What we can do together excites me. We work with a wide variety of other organizations, including More Than a Single Story, Mizna, TruArtSpeaks, Cave Canem, Indigenous Nations Poets, Green Card Voices, and others. We have a new partnership with the city of Minneapolis for the Minneapolis Poet Laureate. There’s so much opportunity to leverage our common interests to support our organization’s aspirations and goals. The idea that our whole community in all its complexity can look to the Loft as its own excites me.
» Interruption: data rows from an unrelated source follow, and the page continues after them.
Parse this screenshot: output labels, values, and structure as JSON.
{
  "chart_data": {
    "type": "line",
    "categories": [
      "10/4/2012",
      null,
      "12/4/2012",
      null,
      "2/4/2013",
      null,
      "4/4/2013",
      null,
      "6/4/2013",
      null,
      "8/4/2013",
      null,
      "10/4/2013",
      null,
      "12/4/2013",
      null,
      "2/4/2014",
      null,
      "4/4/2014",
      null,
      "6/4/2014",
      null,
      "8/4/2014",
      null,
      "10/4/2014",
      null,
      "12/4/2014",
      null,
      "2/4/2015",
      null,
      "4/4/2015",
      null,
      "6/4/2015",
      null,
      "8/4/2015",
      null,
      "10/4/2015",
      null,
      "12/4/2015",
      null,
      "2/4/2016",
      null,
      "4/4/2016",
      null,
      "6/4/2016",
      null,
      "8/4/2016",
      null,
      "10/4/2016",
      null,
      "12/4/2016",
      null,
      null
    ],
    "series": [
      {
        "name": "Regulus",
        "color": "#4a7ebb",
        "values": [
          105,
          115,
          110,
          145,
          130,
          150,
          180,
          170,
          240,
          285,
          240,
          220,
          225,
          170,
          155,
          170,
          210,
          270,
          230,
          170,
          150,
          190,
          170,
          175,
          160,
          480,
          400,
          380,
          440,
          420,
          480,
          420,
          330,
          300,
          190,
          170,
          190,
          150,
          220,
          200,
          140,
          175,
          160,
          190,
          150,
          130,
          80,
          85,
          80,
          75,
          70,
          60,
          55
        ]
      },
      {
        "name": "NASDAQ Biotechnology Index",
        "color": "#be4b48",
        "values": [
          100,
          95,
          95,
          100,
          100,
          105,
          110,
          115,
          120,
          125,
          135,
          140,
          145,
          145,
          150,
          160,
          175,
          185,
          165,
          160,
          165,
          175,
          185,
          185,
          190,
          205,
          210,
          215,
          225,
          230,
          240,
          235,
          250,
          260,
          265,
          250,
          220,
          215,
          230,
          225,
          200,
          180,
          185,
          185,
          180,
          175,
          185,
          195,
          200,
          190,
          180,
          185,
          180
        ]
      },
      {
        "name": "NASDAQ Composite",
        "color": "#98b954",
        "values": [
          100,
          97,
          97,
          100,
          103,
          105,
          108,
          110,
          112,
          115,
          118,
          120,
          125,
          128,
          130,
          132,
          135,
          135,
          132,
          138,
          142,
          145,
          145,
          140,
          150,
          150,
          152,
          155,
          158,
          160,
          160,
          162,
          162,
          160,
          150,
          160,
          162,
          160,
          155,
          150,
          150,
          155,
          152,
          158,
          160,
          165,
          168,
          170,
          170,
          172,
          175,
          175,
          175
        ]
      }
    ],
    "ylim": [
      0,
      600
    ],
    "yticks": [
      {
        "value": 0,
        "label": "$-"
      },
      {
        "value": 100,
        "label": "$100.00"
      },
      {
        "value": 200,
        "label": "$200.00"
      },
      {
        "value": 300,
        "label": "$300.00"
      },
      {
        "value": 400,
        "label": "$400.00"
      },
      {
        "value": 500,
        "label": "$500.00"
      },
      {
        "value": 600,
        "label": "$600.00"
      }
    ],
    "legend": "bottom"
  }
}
The mashup of the social connection that can happen in our digital communities also excites me. We know technology’s not going away. And that digital dimension is a place that we inhabit now more than ever. I also think about how necessary writers are to our common discourse. How can we get to know issues if not through people’s stories? If not from the hard work and research that writers do to craft a poem, to offer a book, to write a novel? There are ways in which we can walk in one another’s shoes or learn from one another’s experiences to enrich and inform the very important decisions we have to make collectively to ensure we have a future as humans in relationship with our planet. There’s a lot at stake in this moment, and writers have a lot to offer. There’s a lot of opportunity for writers to actively engage and to participate in helping us to find solutions to the challenges we face. I’m excited about helping to make sure the Loft contributes to that.
Michael Kleber-Diggs is a poet, essayist, literary critic, and arts educator based in Saint Paul. His debut poetry collection, Worldly Things, won the Max Ritvo Poetry Prize and was published by Milkweed Editions in 2021, the same year he was featured in Poets & Writers Magazine as a 5 Over 50 debut author.